Prison taught me a lot—how to get flawed “respect,” how to no longer feel anything, and how to commit crimes even better. Just two years ago, I was sure I had it made: street status, money, and stuff. Now I’m more mature, though I have less material stuff and less so-called friends—and I’m much happier! The big change came just a year ago, when I finally determined that I was tired of the life I’d been leading, and so I went to the prison officials and signed my “dropout” papers, retiring from the gang lifestyle. I knew that in order to change my life, I couldn’t just go halfway. Now I’ve reestablished relationships with my family, earning their trust back and focusing on them. I’m taking this new life step by step, and I just know I’ll experience success this time. That’s where I’m at now, and I’m not looking back!”

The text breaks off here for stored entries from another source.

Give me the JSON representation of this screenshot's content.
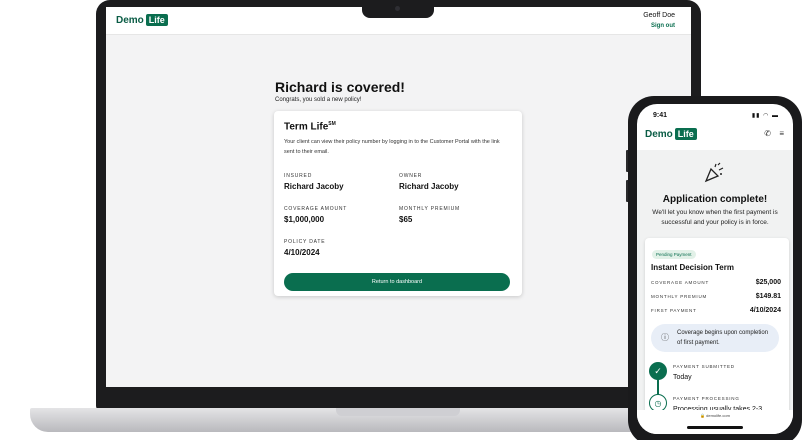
{
  "laptop": {
    "brand": {
      "name": "Demo",
      "tag": "Life"
    },
    "user": {
      "name": "Geoff Doe",
      "sign_out": "Sign out"
    },
    "headline": "Richard is covered!",
    "subheadline": "Congrats, you sold a new policy!",
    "card": {
      "title": "Term Life",
      "title_mark": "SM",
      "description": "Your client can view their policy number by logging in to the Customer Portal with the link sent to their email.",
      "fields": {
        "insured_label": "INSURED",
        "insured_value": "Richard Jacoby",
        "owner_label": "OWNER",
        "owner_value": "Richard Jacoby",
        "coverage_label": "COVERAGE AMOUNT",
        "coverage_value": "$1,000,000",
        "premium_label": "MONTHLY PREMIUM",
        "premium_value": "$65",
        "date_label": "POLICY DATE",
        "date_value": "4/10/2024"
      },
      "button": "Return to dashboard"
    }
  },
  "phone": {
    "time": "9:41",
    "status_icons": "signal wifi battery",
    "brand": {
      "name": "Demo",
      "tag": "Life"
    },
    "icons": {
      "call": "phone-icon",
      "menu": "menu-icon",
      "celebrate": "party-popper-icon"
    },
    "title": "Application complete!",
    "subtitle": "We'll let you know when the first payment is successful and your policy is in force.",
    "card": {
      "badge": "Pending Payment",
      "title": "Instant Decision Term",
      "rows": [
        {
          "label": "COVERAGE AMOUNT",
          "value": "$25,000"
        },
        {
          "label": "MONTHLY PREMIUM",
          "value": "$149.81"
        },
        {
          "label": "FIRST PAYMENT",
          "value": "4/10/2024"
        }
      ],
      "info": "Coverage begins upon completion of first payment.",
      "steps": [
        {
          "label": "PAYMENT SUBMITTED",
          "value": "Today",
          "state": "done"
        },
        {
          "label": "PAYMENT PROCESSING",
          "value": "Processing usually takes 2-3",
          "state": "pending"
        }
      ]
    },
    "url": "demolife.com"
  },
  "colors": {
    "brand_green": "#0a6e4f",
    "info_bg": "#e8eef7",
    "badge_bg": "#e2f1e8"
  }
}
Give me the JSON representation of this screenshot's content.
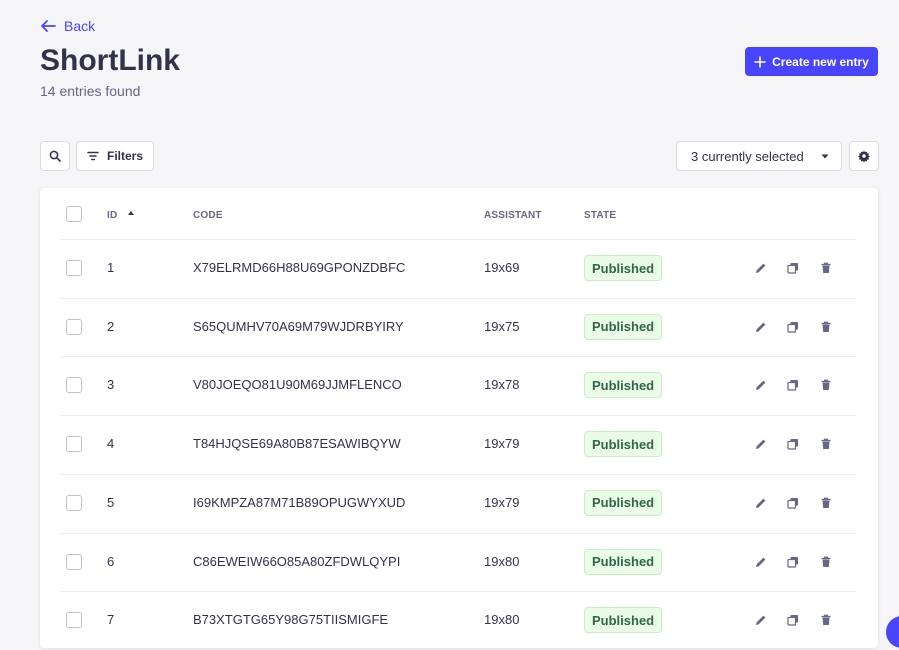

A big challenge to me recently has been Jesus’ words about how we demonstrate our love to Him: caring for those less fortunate than us. In Matthew 25, He gives several examples—the hungry, thirsty, stranger, needy, sick, and imprisoned. Jesus says when we help one of these, it’s as if we’re doing it to Him, and when we don’t, we reject Christ Himself! Do I see my fellow inmates as if they are Jesus Himself? Do I show the kind of compassion as if it is Jesus?
Robert paroled to Morgan Hill last week. He plans to attend his aunt’s church, look for a job, have his neck tattoo removed, and stay out of trouble. I think he’ll do just that. I’m praying he will … I saw Jesus in him.